Que feriez-vous si la fin du monde avait lieu dans trois jours ? C’est la question que se pose Asumi, l’héroïne du roman d’anticipation de Iuna Allioux, Demain n’aura pas lieu. Trois jours pour comprendre pourquoi sa mère a fui au Japon, pour clarifier la relation avec son meilleur ami Maxence. Et réaliser un rêve : rencontrer l’écrivain coréen dont elle est amoureuse.
Trois jours à vivre
La vie d’Asumi était déjà bien compliquée. Entre une mère dévouée à son entreprise, des crises évanouissements survenant sans explications, son meilleur ami Maxence qui est amoureux d’elle et cette chaleur accablante qui pèse de plus en plus, la jeune lycéenne ne sait plus quoi penser.
Alors, quand ce qui ne semblait être qu’une canicule se révèle en fait être une apocalypse à court terme, elle va devoir décider de ce qui compte vraiment dans sa vie.
Hier, je gâchais mon temps. Les heures, les minutes, les secondes, tout ça mélangé dans un bouillon de souvenirs flottant comme les nuages.
Aujourd’hui, je cours après le temps.
Asumi est tiraillée depuis toujours. Elle flotte entre deux eaux, à l’image de son poisson Dak-Ho au fond de sa piscine.
Japon, le pays d’origine de ses parents séparés et le berceau de sa famille, ou Corée, la patrie de Ji Eunji, l’écrivain favori qu’elle rêve d’épouser ? Et Maxence ? Amitié de toujours, copain de fin du monde, ou amour fidèle et rassurant ? Rêves oniriques et poétiques ou réalité brûlante et destructrice ?
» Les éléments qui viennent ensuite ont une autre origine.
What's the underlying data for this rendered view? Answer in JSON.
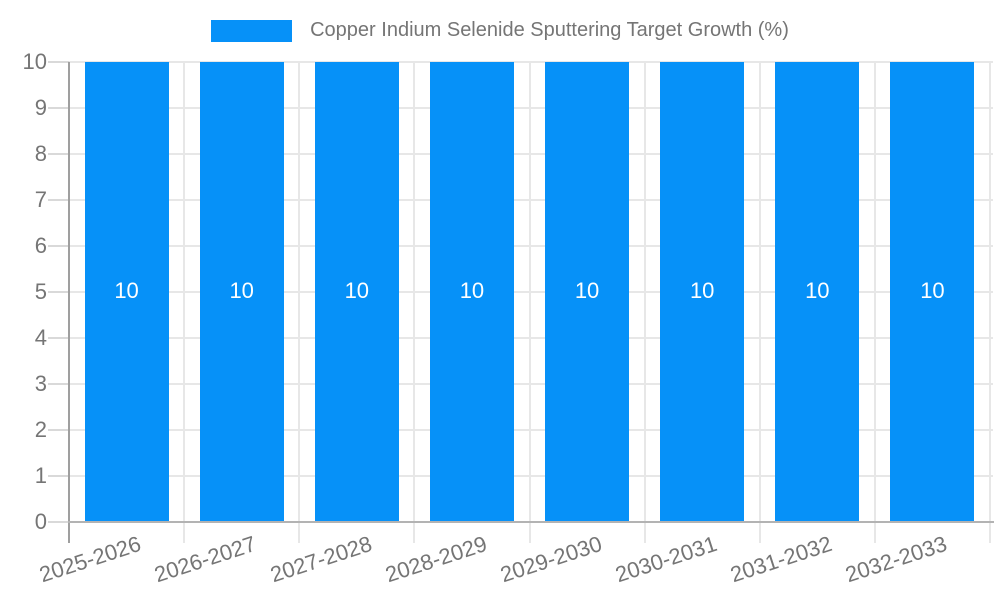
{
  "chart_data": {
    "type": "bar",
    "title": "Copper Indium Selenide Sputtering Target Growth (%)",
    "categories": [
      "2025-2026",
      "2026-2027",
      "2027-2028",
      "2028-2029",
      "2029-2030",
      "2030-2031",
      "2031-2032",
      "2032-2033"
    ],
    "series": [
      {
        "name": "Copper Indium Selenide Sputtering Target Growth (%)",
        "values": [
          10,
          10,
          10,
          10,
          10,
          10,
          10,
          10
        ]
      }
    ],
    "bar_value_labels": [
      "10",
      "10",
      "10",
      "10",
      "10",
      "10",
      "10",
      "10"
    ],
    "xlabel": "",
    "ylabel": "",
    "ylim": [
      0,
      10
    ],
    "yticks": [
      0,
      1,
      2,
      3,
      4,
      5,
      6,
      7,
      8,
      9,
      10
    ],
    "grid": true,
    "legend_position": "top",
    "colors": {
      "bar": "#0691f8",
      "grid": "#e7e7e7",
      "tick": "#d9d9d9",
      "axis": "#9f9f9f",
      "baseline": "#b3b3b3",
      "text": "#757575",
      "value_text": "#ffffff"
    }
  }
}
Dans la tête et le coeur d’Asumi se mêlent les sensations et les émotions, les projections et les souvenirs. Même les genres littéraires se fondent sous la chaleur puisqu’alternent les chapitres narratifs et les scènes théâtrales.
Une parenthèse (dés)enchantée
Difficile de parler de Demain n’aura pas lieu sans utiliser des qualificatifs tels que « ovni », « original » ou « déroutant ».
Découvrant l’écriture de Iuna Allioux avec ce titre, je me suis laissée porter par sa fantaisie et son monde étrange.
J’y ai même pris beaucoup de plaisir, retrouvant dans les doutes et les rêves d’Asumi un univers adolescent foisonnant et surréaliste. Expressionniste, dirait Maxence.
Les expressionnistes. C’est là où je veux en venir. Un jour, Edvard Munch a confié dans son journal : “Je me promenais sur un sentier avec deux amis – le soleil se couchait – tout d’un coup, le ciel devint rouge sang. Je m’arrêtai, fatigué, et m’appuyai sur une clôture – il y avait du sang et des langues de feu au-dessus du fjord bleu-noir de la ville – mes amis continuèrent, et j’y restai, tremblant d’anxiété – je sentais un cri infini qui se passait – à travers l’univers et qui déchirait la nature.” C’est de cette expérience qu’est née sa très célèbre peinture. Mais moi, je pense qu’il y a plus que ça.
Au fil des pages et des surprises, on pénètre l’esprit d’Asumi. Un esprit mouvant d’envies et de désirs, d’eau et de mystères, de questions et de manques.
Chaque évanouissement devient un moment suspendu. Une disparition temporelle qui ouvre sur un monde imaginaire : celui des secrets enfouis de sa mémoire.
Avec beaucoup de tendresse pour son personnage, Iuna Allioux nous offre le portrait symbolique et surréaliste d’une adolescente souvent perdue dans ce quotidien auquel elle ne se sent pas appartenir. S’il n’est pas toujours simple de suivre les fil de ses pensées, il faudra se laisser porter pour comprendre la poésie de cette fin du monde.
Pourquoi lire Demain n’aura pas lieu ?
Une apocalypse sans panique générale, sans fuite ni explosions. Demain n'aura pas lieu est un roman introspectif qui nous ouvre grandes les portes de l'esprit d'Asumi, une jeune adolescente qui va devoir décider de la manière dont elle veut vivre sa fin du monde. L'écriture pleine de fantaisie et d'onirisme d'Iuna Allioux se révèle d'une redoutable efficacité et l'on vit avec beaucoup d'émotions ces derniers jours avant la fin du monde.